La maggior parte delle anomalie comportamentali nei cani da compagnia è causata da una sorta di squilibrio chimico e/o ambientale. La causa esatta dell’ansia da separazione è sconosciuta. Tuttavia, questo disturbo può interessare i cani di tutte le età, genere e razze ed è possibile che i cani affetti presentino una predisposizione genetica ai disturbi d’ansia (come accade nell’essere umano).

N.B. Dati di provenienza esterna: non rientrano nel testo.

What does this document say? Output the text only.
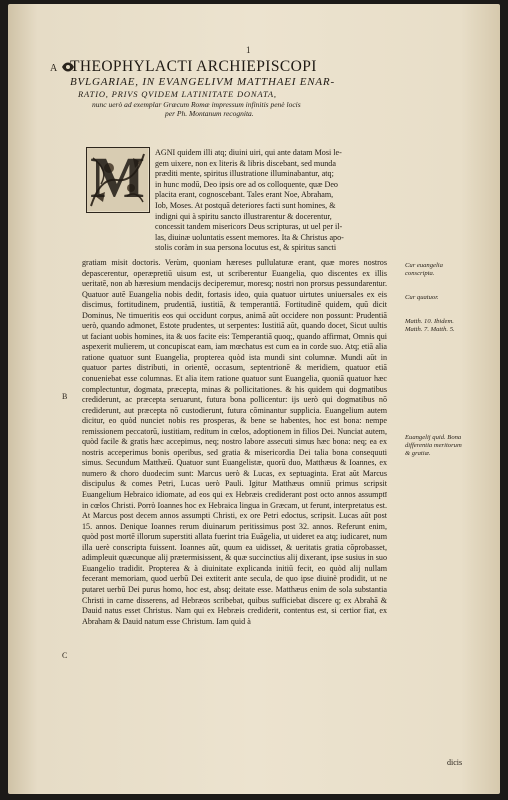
1
A THEOPHYLACTI ARCHIEPISCOPI
BVLGARIAE, IN EVANGELIVM MATTHAEI ENAR-
RATIO, PRIVS QVIDEM LATINITATE DONATA,
nunc uerò ad exemplar Græcum Romæ impressum infinitis penè locis
per Ph. Montanum recognita.
M	AGNI quidem illi atq; diuini uiri, qui ante datam Mosi le-
gem uixere, non ex literis & libris discebant, sed munda
præditi mente, spiritus illustratione illuminabantur, atq;
in hunc modū, Deo ipsis ore ad os colloquente, quæ Deo
placita erant, cognoscebant. Tales erant Noe, Abraham,
Iob, Moses. At postquā deteriores facti sunt homines, &
indigni qui à spiritu sancto illustrarentur & docerentur,
concessit tandem misericors Deus scripturas, ut uel per il-
las, diuinæ uoluntatis essent memores. Ita & Christus apo-
stolis coràm in sua persona locutus est, & spiritus sancti
gratiam misit doctoris. Verùm, quoniam hæreses pullulaturæ erant, quæ mores nostros depascerentur, operæpretiū uisum est, ut scriberentur Euangelia, quo discentes ex illis ueritatē, non ab hæresium mendacijs deciperemur, moresq; nostri non prorsus pessundarentur. Quatuor autē Euangelia nobis dedit, fortasis ideo, quia quatuor uirtutes uniuersales ex eis discimus, fortitudinem, prudentiā, iustitiā, & temperantiā. Fortitudinē quidem, quū dicit Dominus, Ne timueritis eos qui occidunt corpus, animā aūt occidere non possunt: Prudentiā uerò, quando admonet, Estote prudentes, ut serpentes: Iustitiā aūt, quando docet, Sicut uultis ut faciant uobis homines, ita & uos facite eis: Temperantiā quoq;, quando affirmat, Omnis qui aspexerit mulierem, ut concupiscat eam, iam mœchatus est cum ea in corde suo. Atq; etiā alia ratione quatuor sunt Euangelia, propterea quòd ista mundi sint columnæ. Mundi aūt in quatuor partes distributi, in orientē, occasum, septentrionē & meridiem, quatuor etiā conueniebat esse columnas. Et alia item ratione quatuor sunt Euangelia, quoniā quatuor hæc complectuntur, dogmata, præcepta, minas & pollicitationes. & his quidem qui dogmatibus crediderunt, ac præcepta seruarunt, futura bona pollicentur: ijs uerò qui dogmatibus nō crediderunt, aut præcepta nō custodierunt, futura cōminantur supplicia. Euangelium autem dicitur, eo quòd nunciet nobis res prosperas, & bene se habentes, hoc est bona: nempe remissionem peccatorū, iustitiam, reditum in cœlos, adoptionem in filios Dei. Nunciat autem, quòd facile & gratis hæc accepimus, neq; nostro labore assecuti simus hæc bona: neq; ea ex nostris acceperimus bonis operibus, sed gratia & misericordia Dei talia bona consequuti simus. Secundum Matthæū. Quatuor sunt Euangelistæ, quorū duo, Matthæus & Ioannes, ex numero & choro duodecim sunt: Marcus uerò & Lucas, ex septuaginta. Erat aūt Marcus discipulus & comes Petri, Lucas uerò Pauli. Igitur Matthæus omniū primus scripsit Euangelium Hebraico idiomate, ad eos qui ex Hebræis crediderant post octo annos assumptī in cœlos Christi. Porrò Ioannes hoc ex Hebraica lingua in Græcam, ut ferunt, interpretatus est. At Marcus post decem annos assumpti Christi, ex ore Petri edoctus, scripsit. Lucas aūt post 15. annos. Denique Ioannes rerum diuinarum peritissimus post 32. annos. Referunt enim, quòd post mortē illorum superstiti allata fuerint tria Euāgelia, ut uideret ea atq; iudicaret, num illa uerè conscripta fuissent. Ioannes aūt, quum ea uidisset, & ueritatis gratia cōprobasset, adimpleuit quæcunque alij prætermisissent, & quæ succinctius alij dixerant, ipse susius in suo Euangelio tradidit. Propterea & à diuinitate explicanda initiū fecit, eo quòd alij nullam fecerant memoriam, quod uerbū Dei extiterit ante secula, de quo ipse diuinè prodidit, ut ne putaret uerbū Dei purus homo, hoc est, absq; deitate esse. Matthæus enim de sola substantia Christi in carne disserens, ad Hebræos scribebat, quibus sufficiebat discere q; ex Abrahā & Dauid natus esset Christus. Nam qui ex Hebræis crediderit, contentus est, si certior fiat, ex Abraham & Dauid natum esse Christum. Iam quid à
B
C
Cur euangelia conscripta.
Cur quatuor.
Matth. 10. Ibidem. Matth. 7. Matth. 5.
Euangelij quid. Bona differentia meritorum & gratiæ.
dicis
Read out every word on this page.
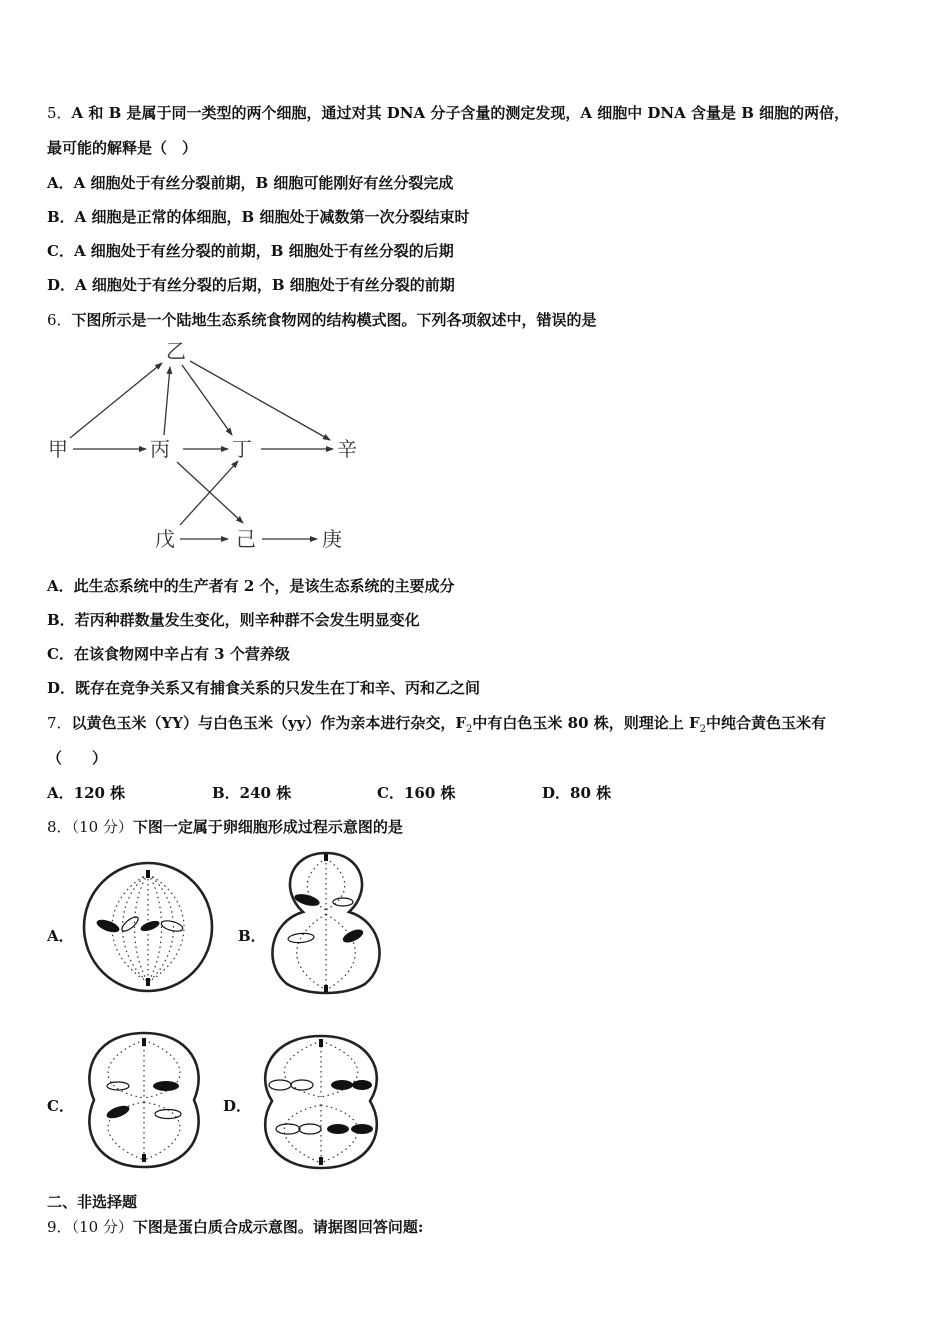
5．A 和 B 是属于同一类型的两个细胞，通过对其 DNA 分子含量的测定发现，A 细胞中 DNA 含量是 B 细胞的两倍，
最可能的解释是（　）
A．A 细胞处于有丝分裂前期，B 细胞可能刚好有丝分裂完成
B．A 细胞是正常的体细胞，B 细胞处于减数第一次分裂结束时
C．A 细胞处于有丝分裂的前期，B 细胞处于有丝分裂的后期
D．A 细胞处于有丝分裂的后期，B 细胞处于有丝分裂的前期
6．下图所示是一个陆地生态系统食物网的结构模式图。下列各项叙述中，错误的是
乙
甲	丙	丁	辛
戊	己	庚
A．此生态系统中的生产者有 2 个，是该生态系统的主要成分
B．若丙种群数量发生变化，则辛种群不会发生明显变化
C．在该食物网中辛占有 3 个营养级
D．既存在竞争关系又有捕食关系的只发生在丁和辛、丙和乙之间
7．以黄色玉米（YY）与白色玉米（yy）作为亲本进行杂交，$F_2$中有白色玉米 80 株，则理论上 $F_2$中纯合黄色玉米有
（　　）
A．120 株	B．240 株	C．160 株	D．80 株
8．（10 分）下图一定属于卵细胞形成过程示意图的是
A．	B．
C．	D．
二、非选择题
9．（10 分）下图是蛋白质合成示意图。请据图回答问题:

Gli animali che hanno subito maltrattamenti o altri eventi traumatici sembrano presentare maggiori probabilità di sviluppare ansia da separazione, sebbene ciò non sia vero per tutti i casi. E’ noto che la causa scatenante dei sintomi di questa condizione è la separazione del cane affetto dal suo proprietario o da una persona che considera speciale. Sebbene alcuni ritengano che i cani affetti da ansia da separazione siano poco addestrati o viziati, non esistono prove verificabili a supporto di queste teorie comprovanti che tali condizioni possano essere la causa dell’ansia da separazione clinica come viene definita in ambito medico.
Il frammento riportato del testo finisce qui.